Sometimes, waking up is terrifying, his eyes blinded not by light but a lack thereof. His quarters dark as he scrambles at consciousness, trying to discern horrifying nightmare from quiet reality, the fading memory of being trapped in his ship as it slowly dies around him gradually being replaced by the present knowledge of being in his quarters.

0o0o0o0

He remembers the first time.

Not when his ship shattered around him, soon followed by his pod almost literally popping as rounds bigger than his body punched through shields, armor, and hull, the instant of burning and freezing before suddenly waking up in a new body. No, he remembers when a capsuleer picked up his escape pod, impressed at how well he had commanded a Caldari navy frigate against their own modified Caldari-built destroyer.

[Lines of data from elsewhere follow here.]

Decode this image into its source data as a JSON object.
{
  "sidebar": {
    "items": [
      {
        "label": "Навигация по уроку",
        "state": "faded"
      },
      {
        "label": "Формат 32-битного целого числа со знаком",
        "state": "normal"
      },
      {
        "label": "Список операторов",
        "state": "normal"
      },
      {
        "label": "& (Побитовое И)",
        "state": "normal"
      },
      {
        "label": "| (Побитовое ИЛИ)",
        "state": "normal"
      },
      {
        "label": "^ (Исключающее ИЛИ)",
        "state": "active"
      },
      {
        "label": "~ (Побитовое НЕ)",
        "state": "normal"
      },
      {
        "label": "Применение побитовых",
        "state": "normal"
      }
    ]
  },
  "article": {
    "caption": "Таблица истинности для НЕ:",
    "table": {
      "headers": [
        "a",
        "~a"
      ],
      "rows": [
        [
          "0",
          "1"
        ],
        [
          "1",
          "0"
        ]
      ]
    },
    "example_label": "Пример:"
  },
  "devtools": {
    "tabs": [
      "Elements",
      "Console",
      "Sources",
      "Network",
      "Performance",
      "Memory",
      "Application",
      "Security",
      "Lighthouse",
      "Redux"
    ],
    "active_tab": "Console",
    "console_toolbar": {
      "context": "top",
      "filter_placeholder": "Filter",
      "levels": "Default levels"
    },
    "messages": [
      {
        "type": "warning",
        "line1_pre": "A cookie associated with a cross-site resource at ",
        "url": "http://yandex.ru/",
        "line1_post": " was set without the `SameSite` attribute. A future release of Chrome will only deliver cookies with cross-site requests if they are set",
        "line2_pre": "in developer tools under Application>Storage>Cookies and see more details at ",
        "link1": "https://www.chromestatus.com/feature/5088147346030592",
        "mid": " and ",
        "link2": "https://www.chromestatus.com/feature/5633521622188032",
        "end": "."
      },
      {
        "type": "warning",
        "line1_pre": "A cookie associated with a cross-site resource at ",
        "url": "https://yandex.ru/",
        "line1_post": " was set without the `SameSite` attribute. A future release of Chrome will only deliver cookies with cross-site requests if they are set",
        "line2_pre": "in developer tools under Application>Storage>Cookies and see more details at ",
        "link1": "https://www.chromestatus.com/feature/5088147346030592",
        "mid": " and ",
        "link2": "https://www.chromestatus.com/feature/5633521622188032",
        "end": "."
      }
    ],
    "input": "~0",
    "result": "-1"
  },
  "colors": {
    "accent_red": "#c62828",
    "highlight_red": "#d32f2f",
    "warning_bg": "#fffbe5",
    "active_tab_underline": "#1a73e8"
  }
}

He doesn't remember their name, only that they told him he should become one of them, that his skills shouldn't be lost simply because he'd lost a fight. He'd hated that capsuleer, hated him for killing his crew and taking away friends. Hated the fact he'd accepted, going through the process of becoming a new kind of human.

At the end, he died, a calm and gentle death, slipping into a permanent sleep only to awaken in a clone pod with a view of the med-techs wheeling his old body away to be processed into material for another clone.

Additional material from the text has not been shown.